Montreal ideal for literary research

barbara black

On the initiative of Concordia’s Faculty of Arts and Science, 26 professors from three Montreal universities held a bilingual study day April 20 in the Hall Building.

After some words of welcome from Dean David Graham, the participants broke up into three workshops, where discussion was lively. Researchers who shared the subjects of their projects were obviously gratified at how well they were received, and intrigued to hear about the projects of others.

One workshop was devoted to the question of a national literary history, one to cross-cultural analysis of the literary traditions written in English and French, and one was on Montreal as a site for literary exchange.

Ollivier Dyens, chair of Études françaises, was a co-organizer with Marcie Frank, of the English Department. He said the whole day was marked by a remarkable spirit of openness.
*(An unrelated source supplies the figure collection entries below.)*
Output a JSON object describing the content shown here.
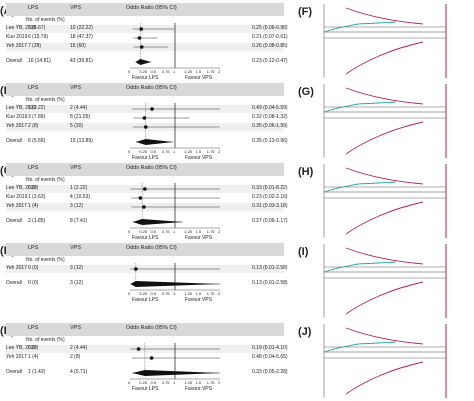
{
  "columns": {
    "lps": "LPS",
    "vps": "VPS",
    "or": "Odds Ratio (95% CI)",
    "no_events": "No. of events (%)"
  },
  "favour": {
    "left": "Favour LPS",
    "right": "Favour VPS"
  },
  "ticks": [
    "0",
    "0.25",
    "0.5",
    "0.75",
    "1",
    "1.25",
    "1.5",
    "1.75",
    "2"
  ],
  "panels": [
    {
      "letter": "(A)",
      "rows": [
        {
          "study": "Lee YB, 2020",
          "lps": "3 (6.67)",
          "vps": "10 (22.22)",
          "or_text": "0.25 (0.06-0.98)",
          "or": 0.25,
          "lo": 0.06,
          "hi": 0.98
        },
        {
          "study": "Kuo 2019",
          "lps": "6 (15.79)",
          "vps": "18 (47.37)",
          "or_text": "0.21 (0.07-0.61)",
          "or": 0.21,
          "lo": 0.07,
          "hi": 0.61
        },
        {
          "study": "Yeh 2017",
          "lps": "7 (28)",
          "vps": "15 (60)",
          "or_text": "0.26 (0.08-0.85)",
          "or": 0.26,
          "lo": 0.08,
          "hi": 0.85
        }
      ],
      "overall": {
        "study": "Overall",
        "lps": "16 (14.81)",
        "vps": "43 (39.81)",
        "or_text": "0.23 (0.12-0.47)",
        "or": 0.23,
        "lo": 0.12,
        "hi": 0.47
      }
    },
    {
      "letter": "(B)",
      "rows": [
        {
          "study": "Lee YB, 2020",
          "lps": "1 (2.22)",
          "vps": "2 (4.44)",
          "or_text": "0.49 (0.04-5.59)",
          "or": 0.49,
          "lo": 0.04,
          "hi": 5.59
        },
        {
          "study": "Kuo 2019",
          "lps": "3 (7.89)",
          "vps": "8 (21.05)",
          "or_text": "0.32 (0.08-1.32)",
          "or": 0.32,
          "lo": 0.08,
          "hi": 1.32
        },
        {
          "study": "Yeh 2017",
          "lps": "2 (8)",
          "vps": "5 (20)",
          "or_text": "0.35 (0.06-1.99)",
          "or": 0.35,
          "lo": 0.06,
          "hi": 1.99
        }
      ],
      "overall": {
        "study": "Overall",
        "lps": "6 (5.56)",
        "vps": "15 (13.89)",
        "or_text": "0.35 (0.13-0.96)",
        "or": 0.35,
        "lo": 0.13,
        "hi": 0.96
      }
    },
    {
      "letter": "(C)",
      "rows": [
        {
          "study": "Lee YB, 2020",
          "lps": "0 (0)",
          "vps": "1 (2.22)",
          "or_text": "0.33 (0.01-8.22)",
          "or": 0.33,
          "lo": 0.01,
          "hi": 8.22
        },
        {
          "study": "Kuo 2019",
          "lps": "1 (2.63)",
          "vps": "4 (10.53)",
          "or_text": "0.23 (0.02-2.16)",
          "or": 0.23,
          "lo": 0.02,
          "hi": 2.16
        },
        {
          "study": "Yeh 2017",
          "lps": "1 (4)",
          "vps": "3 (12)",
          "or_text": "0.31 (0.03-3.18)",
          "or": 0.31,
          "lo": 0.03,
          "hi": 3.18
        }
      ],
      "overall": {
        "study": "Overall",
        "lps": "2 (1.85)",
        "vps": "8 (7.41)",
        "or_text": "0.27 (0.06-1.17)",
        "or": 0.27,
        "lo": 0.06,
        "hi": 1.17
      }
    },
    {
      "letter": "(D)",
      "rows": [
        {
          "study": "Yeh 2017",
          "lps": "0 (0)",
          "vps": "3 (12)",
          "or_text": "0.13 (0.01-2.58)",
          "or": 0.13,
          "lo": 0.01,
          "hi": 2.58
        }
      ],
      "overall": {
        "study": "Overall",
        "lps": "0 (0)",
        "vps": "3 (12)",
        "or_text": "0.13 (0.01-2.58)",
        "or": 0.13,
        "lo": 0.01,
        "hi": 2.58
      }
    },
    {
      "letter": "(E)",
      "rows": [
        {
          "study": "Lee YB, 2020",
          "lps": "0 (0)",
          "vps": "2 (4.44)",
          "or_text": "0.19 (0.01-4.10)",
          "or": 0.19,
          "lo": 0.01,
          "hi": 4.1
        },
        {
          "study": "Yeh 2017",
          "lps": "1 (4)",
          "vps": "2 (8)",
          "or_text": "0.48 (0.04-5.65)",
          "or": 0.48,
          "lo": 0.04,
          "hi": 5.65
        }
      ],
      "overall": {
        "study": "Overall",
        "lps": "1 (1.43)",
        "vps": "4 (5.71)",
        "or_text": "0.33 (0.05-2.28)",
        "or": 0.33,
        "lo": 0.05,
        "hi": 2.28
      }
    }
  ],
  "tsa_panels": [
    {
      "letter": "(F)"
    },
    {
      "letter": "(G)"
    },
    {
      "letter": "(H)"
    },
    {
      "letter": "(I)"
    },
    {
      "letter": "(J)"
    }
  ]
}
“Everyone agreed on the need for full-scale academic partnership,” he said later. “We have not only to rethink categories, but reformulate the very idea of categories."
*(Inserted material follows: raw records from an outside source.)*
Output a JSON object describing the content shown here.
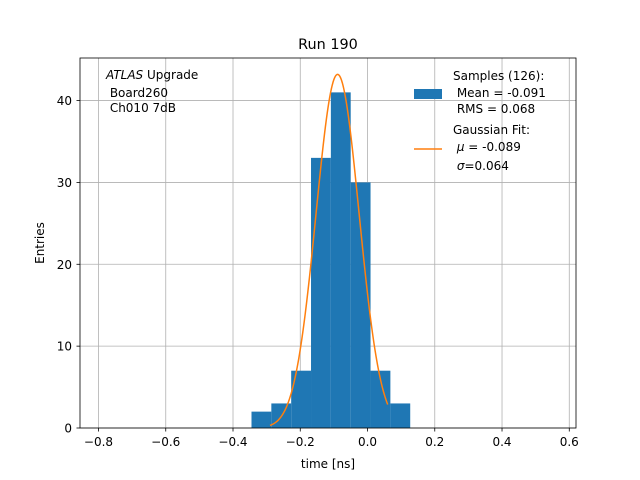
{
  "chart_data": {
    "type": "histogram",
    "title": "Run 190",
    "xlabel": "time [ns]",
    "ylabel": "Entries",
    "xlim": [
      -0.855,
      0.62
    ],
    "ylim": [
      0,
      45.2
    ],
    "grid": true,
    "x_ticks": [
      -0.8,
      -0.6,
      -0.4,
      -0.2,
      0.0,
      0.2,
      0.4,
      0.6
    ],
    "x_tick_labels": [
      "−0.8",
      "−0.6",
      "−0.4",
      "−0.2",
      "0.0",
      "0.2",
      "0.4",
      "0.6"
    ],
    "y_ticks": [
      0,
      10,
      20,
      30,
      40
    ],
    "y_tick_labels": [
      "0",
      "10",
      "20",
      "30",
      "40"
    ],
    "histogram": {
      "color": "#1f77b4",
      "bin_edges": [
        -0.345,
        -0.286,
        -0.227,
        -0.168,
        -0.109,
        -0.05,
        0.009,
        0.068,
        0.127
      ],
      "counts": [
        2,
        3,
        7,
        33,
        41,
        30,
        7,
        3
      ]
    },
    "fit": {
      "color": "#ff7f0e",
      "amplitude": 43.2,
      "mu": -0.089,
      "sigma": 0.064,
      "x_range": [
        -0.29,
        0.06
      ]
    },
    "annotation": {
      "italic": "ATLAS",
      "rest": " Upgrade",
      "line2": " Board260",
      "line3": " Ch010 7dB"
    },
    "legend": {
      "location": "top-right",
      "hist_lines": [
        "Samples (126):",
        " Mean = -0.091",
        " RMS = 0.068"
      ],
      "fit_title": "Gaussian Fit:",
      "fit_mu_sym": "μ",
      "fit_mu_val": " = -0.089",
      "fit_sigma_sym": "σ",
      "fit_sigma_val": "=0.064"
    }
  }
}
A lot of the terms his colleagues commonly use are up for discussion in the light of this kind of discussion, such as traversée, intersection, multilinguisme, textes polyglottes, citoyenneté littéraire and contamination.

In fact, the study day seemed to prove these scholars had more in common than they thought.

Participants agreed that Montreal is an ideal research laboratory, and before the day wound up, they had some recommendations.

They would like to see an inter-university cluster of undergraduate courses on the topic of Montreal. It would be drawn from various disciplines, including literary studies in English and French, but also possibly urban studies, art history and film.

They also foresee inter-university graduate seminars to exploit the intersections of language and culture in Montreal.

“There was a strong interest in having a colloquium or conference,” Frank reported. This could be on literary history before and after “the nation,” or it could be a dialogue between the universalism of la litérature mondiale and the minoritism of postcolonialism.

Participants were enthusiastic about holding another such study day, and it’s likely that a website will be developed as a virtual meeting-place for colleagues in the various literature departments in town.